2012 Days of Caring
Madison, Wis. – Nearly 200 UW Health employees devoted their time and energy to helping 12 area non-profit agencies during “Days of Caring" the week of August 20-24.
Volunteer activities included:
• A work day at a Habitat for Humanity site
• Accompanying residents of the Oak Park Place community to the Henry Vilas Zoo
• Painting the Community Action Coalition for South Central Wisconsin, Inc. building
• Clearing brush in the Cross Plains Ice Age Trail Scientific Reserve and Prairie Moraine County Park
• Maintenance tasks at the Henry Vilas Zoo
• An Olbrich Gardens tour with Oakwood Village University Woods retirement community residents
• Preparing the Middleton Outreach Ministry’s new facility for the hungry and homeless
• Processing food donations to the Second Harvest Foodbank of Southern Wisconsin
• Mentoring a child whose parent is incarcerated through the United Way of Dane County’s Mentoring Connection program
• Building a natural playground at the Kennedy Heights Community Center
Director of clinic operations Deb Brausen spent an afternoon at Henry Vilas Zoo with Oak Park Place residents and forged an immediate bond based on, ironically, a mutual distaste for one of the zoo's offerings.
"My resident told me, 'I hate the snakes.

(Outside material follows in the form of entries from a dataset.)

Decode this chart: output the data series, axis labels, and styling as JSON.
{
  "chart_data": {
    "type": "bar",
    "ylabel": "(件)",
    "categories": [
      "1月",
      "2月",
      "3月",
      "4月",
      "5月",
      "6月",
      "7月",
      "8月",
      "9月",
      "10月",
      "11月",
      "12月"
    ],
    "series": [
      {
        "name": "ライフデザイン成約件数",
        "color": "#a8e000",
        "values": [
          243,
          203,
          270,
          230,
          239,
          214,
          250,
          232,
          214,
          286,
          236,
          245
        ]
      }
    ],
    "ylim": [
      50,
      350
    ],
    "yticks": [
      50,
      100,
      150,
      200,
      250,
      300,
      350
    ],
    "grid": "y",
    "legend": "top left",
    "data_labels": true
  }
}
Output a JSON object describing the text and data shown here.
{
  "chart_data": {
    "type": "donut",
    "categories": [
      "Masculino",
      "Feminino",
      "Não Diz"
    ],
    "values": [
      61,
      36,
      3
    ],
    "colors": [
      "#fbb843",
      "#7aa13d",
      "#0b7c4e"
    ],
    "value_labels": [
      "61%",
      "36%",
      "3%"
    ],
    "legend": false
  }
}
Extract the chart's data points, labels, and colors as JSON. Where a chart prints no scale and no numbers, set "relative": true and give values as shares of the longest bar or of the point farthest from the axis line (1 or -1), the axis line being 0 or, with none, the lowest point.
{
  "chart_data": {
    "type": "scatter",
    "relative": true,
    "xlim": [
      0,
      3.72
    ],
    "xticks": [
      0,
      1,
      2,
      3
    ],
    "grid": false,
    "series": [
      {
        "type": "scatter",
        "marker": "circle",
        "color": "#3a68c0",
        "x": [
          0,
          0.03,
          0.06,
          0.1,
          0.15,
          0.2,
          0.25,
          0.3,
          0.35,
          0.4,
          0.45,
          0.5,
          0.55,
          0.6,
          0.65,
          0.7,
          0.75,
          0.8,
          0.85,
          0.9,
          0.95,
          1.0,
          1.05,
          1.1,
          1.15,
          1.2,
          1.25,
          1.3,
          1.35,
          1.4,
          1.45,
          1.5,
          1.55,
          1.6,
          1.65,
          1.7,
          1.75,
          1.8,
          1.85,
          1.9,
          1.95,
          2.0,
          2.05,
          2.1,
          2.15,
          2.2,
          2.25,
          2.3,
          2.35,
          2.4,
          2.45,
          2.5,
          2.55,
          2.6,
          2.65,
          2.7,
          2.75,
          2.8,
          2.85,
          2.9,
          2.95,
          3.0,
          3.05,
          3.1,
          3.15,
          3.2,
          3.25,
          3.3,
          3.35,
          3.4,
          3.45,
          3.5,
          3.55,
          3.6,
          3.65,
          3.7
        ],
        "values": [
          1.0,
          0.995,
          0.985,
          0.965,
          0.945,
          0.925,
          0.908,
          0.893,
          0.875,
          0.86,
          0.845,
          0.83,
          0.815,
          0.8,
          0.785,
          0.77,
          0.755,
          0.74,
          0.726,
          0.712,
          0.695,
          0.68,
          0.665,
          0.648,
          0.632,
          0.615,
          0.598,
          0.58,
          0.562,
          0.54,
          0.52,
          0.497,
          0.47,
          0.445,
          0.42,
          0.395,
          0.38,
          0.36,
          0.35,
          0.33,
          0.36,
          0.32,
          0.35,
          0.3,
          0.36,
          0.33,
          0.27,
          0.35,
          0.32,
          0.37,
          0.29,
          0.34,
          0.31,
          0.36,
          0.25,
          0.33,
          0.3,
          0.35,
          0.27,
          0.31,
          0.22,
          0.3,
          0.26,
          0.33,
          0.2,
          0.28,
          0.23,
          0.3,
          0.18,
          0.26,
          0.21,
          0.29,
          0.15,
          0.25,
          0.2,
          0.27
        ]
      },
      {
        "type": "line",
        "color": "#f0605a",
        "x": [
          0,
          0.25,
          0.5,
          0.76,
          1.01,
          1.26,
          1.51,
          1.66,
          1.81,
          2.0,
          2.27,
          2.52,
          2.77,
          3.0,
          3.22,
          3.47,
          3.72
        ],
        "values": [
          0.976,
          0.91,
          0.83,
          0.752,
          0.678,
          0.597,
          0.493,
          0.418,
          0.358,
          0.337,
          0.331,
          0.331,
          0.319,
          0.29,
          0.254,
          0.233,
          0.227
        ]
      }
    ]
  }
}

Don’t take me by the snakes.' I told her we'll make a great pair," Brausen said. "I enjoyed every single second of it."
Brausen made special mention of the UW Medical Foundation allowance that permitted her to take four hours during a working day for the Vilas tour.
"It gave me the ability to leave work and help out with a cause that was already organized, which made it so convenient," Brausen said, adding that her team all took advantage of the policy. "We rescheduled our normal meetings so everyone could attend."
Reporting project analyst Kaitlyn Buol worked with children whose parents had been incarcerated at the Mentoring Connection Picnic, devoting an afternoon to fishing, arts and crafts, sports and storytelling. For Buol, the mentoring session wasn't her first.
"I was a mentor all throughout high school for younger students, and when I saw the chance to help a young child have a day of fun, I could not pass that up," she said. "The children we spent the day with come from broken homes and if I could help them forget all that, even for a few hours, I would definitely do it."
Buol was joined at the mentoring afternoon by director of Quality and Care Management Elaine Rosenblatt, who accompanied two high school-aged girls on an unexpected fishing expedition.
"I was paired with two girls who initially were not interested in fishing," Rosenblatt said, adding that the girls changed their minds when they saw how many of their peers were casting lines. "Halfway through the day they changed their minds and off we went. It was a thoroughly pleasant day. I think the kids had a nice time and the volunteers had as good a time, or better. I'll sign up again next year."
Human Resources analyst Alexis Anderson's Habitat for Humanity work day built - literally - upon a personal history of volunteerism.
"The first time I ever picked up a tool was for Habitat when I was 13," she said, adding that her group's varied levels of building experienced contributed to rather than diminished the build, which was Habitat for Humanity's 200th in Dane County. "Everybody was raring to go and in a good mood. It always says something when everyone shows up early, and we actually stayed late because we were so into it."